More verbose, but Tailwind will find both blur-md and the non-blurred version in its scan.


How to Debug This

When a class isn't working in production:

1. Check the built CSS

Open your compiled CSS file (usually in public/build/assets/) and search for the class name. If it's not there, Tailwind didn't include it.

2. Verify your content paths

Run your build and watch for warnings about files not being scanned. Or temporarily add a console.log in your Tailwind config to confirm paths are resolving correctly.

3. Test with safelist

Add the problematic class to your safelist and rebuild. If it works now, you know the issue was class detection, not something else.


Classes That Commonly Hit This

Based on my experience, these are the usual suspects:

  • Effect classes: blur-md, grayscale, sepia, backdrop-blur
  • Conditional colours: bg-{colour} when the colour is content-driven
  • State variants: hover:, focus:, group-hover: when applied conditionally
  • Responsive variants: md:, lg: when the breakpoint-specific class is conditional

Anything where the class appears inside Antlers logic is at risk if Tailwind's scanner doesn't parse Antlers syntax correctly.


Prevention

For future projects, I'd suggest:

  1. Safelist proactively. If you know you'll have CMS-controlled styling, add those classes to your safelist from the start.

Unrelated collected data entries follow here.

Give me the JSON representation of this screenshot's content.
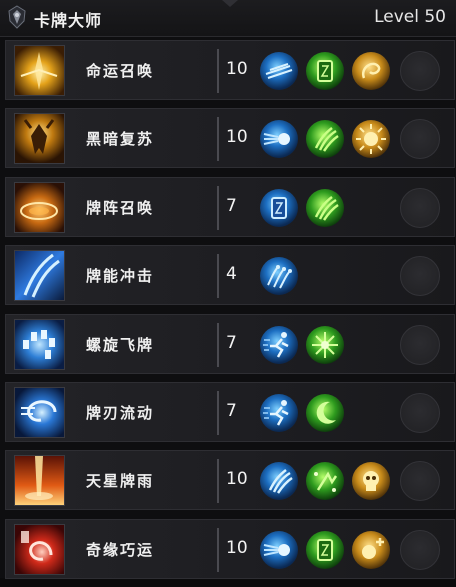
{
  "header": {
    "class_name": "卡牌大师",
    "level": "Level 50",
    "class_icon": "dark-crest-icon"
  },
  "skills": [
    {
      "name": "命运召唤",
      "points": "10",
      "icon": "golden-card-burst-icon",
      "tripods": [
        {
          "icon": "blue-dash-icon",
          "color": "blue"
        },
        {
          "icon": "green-card-icon",
          "color": "green"
        },
        {
          "icon": "gold-spiral-icon",
          "color": "gold"
        }
      ]
    },
    {
      "name": "黑暗复苏",
      "points": "10",
      "icon": "dark-demon-icon",
      "tripods": [
        {
          "icon": "blue-orb-icon",
          "color": "blue"
        },
        {
          "icon": "green-claw-icon",
          "color": "green"
        },
        {
          "icon": "gold-sun-icon",
          "color": "gold"
        }
      ]
    },
    {
      "name": "牌阵召唤",
      "points": "7",
      "icon": "card-circle-icon",
      "tripods": [
        {
          "icon": "blue-card-icon",
          "color": "blue"
        },
        {
          "icon": "green-claw-icon",
          "color": "green"
        }
      ]
    },
    {
      "name": "牌能冲击",
      "points": "4",
      "icon": "blue-slash-icon",
      "tripods": [
        {
          "icon": "blue-multi-strike-icon",
          "color": "blue"
        }
      ]
    },
    {
      "name": "螺旋飞牌",
      "points": "7",
      "icon": "card-spiral-icon",
      "tripods": [
        {
          "icon": "blue-sprint-icon",
          "color": "blue"
        },
        {
          "icon": "green-burst-icon",
          "color": "green"
        }
      ]
    },
    {
      "name": "牌刃流动",
      "points": "7",
      "icon": "blue-vortex-icon",
      "tripods": [
        {
          "icon": "blue-sprint-icon",
          "color": "blue"
        },
        {
          "icon": "green-moon-icon",
          "color": "green"
        }
      ]
    },
    {
      "name": "天星牌雨",
      "points": "10",
      "icon": "fire-pillar-icon",
      "tripods": [
        {
          "icon": "blue-claw-icon",
          "color": "blue"
        },
        {
          "icon": "green-sparkle-arrow-icon",
          "color": "green"
        },
        {
          "icon": "gold-skull-icon",
          "color": "gold"
        }
      ]
    },
    {
      "name": "奇缘巧运",
      "points": "10",
      "icon": "red-card-swirl-icon",
      "tripods": [
        {
          "icon": "blue-orb-icon",
          "color": "blue"
        },
        {
          "icon": "green-card-icon",
          "color": "green"
        },
        {
          "icon": "gold-orb-plus-icon",
          "color": "gold"
        }
      ]
    }
  ]
}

  2. Test production builds locally. Run npm run build and check your site with the production CSS before deploying.

  3. Keep conditional classes minimal. The more styling you control via CMS fields, the more safelist maintenance you'll have.


This one bit me on a client project where a blur effect worked perfectly in development for weeks, then vanished the moment we deployed. The fix was a single line in the Tailwind config, but finding the cause took longer than I'd like to admit.

Static analysis tools and dynamic templating don't always play nicely together. Now you know what to look for.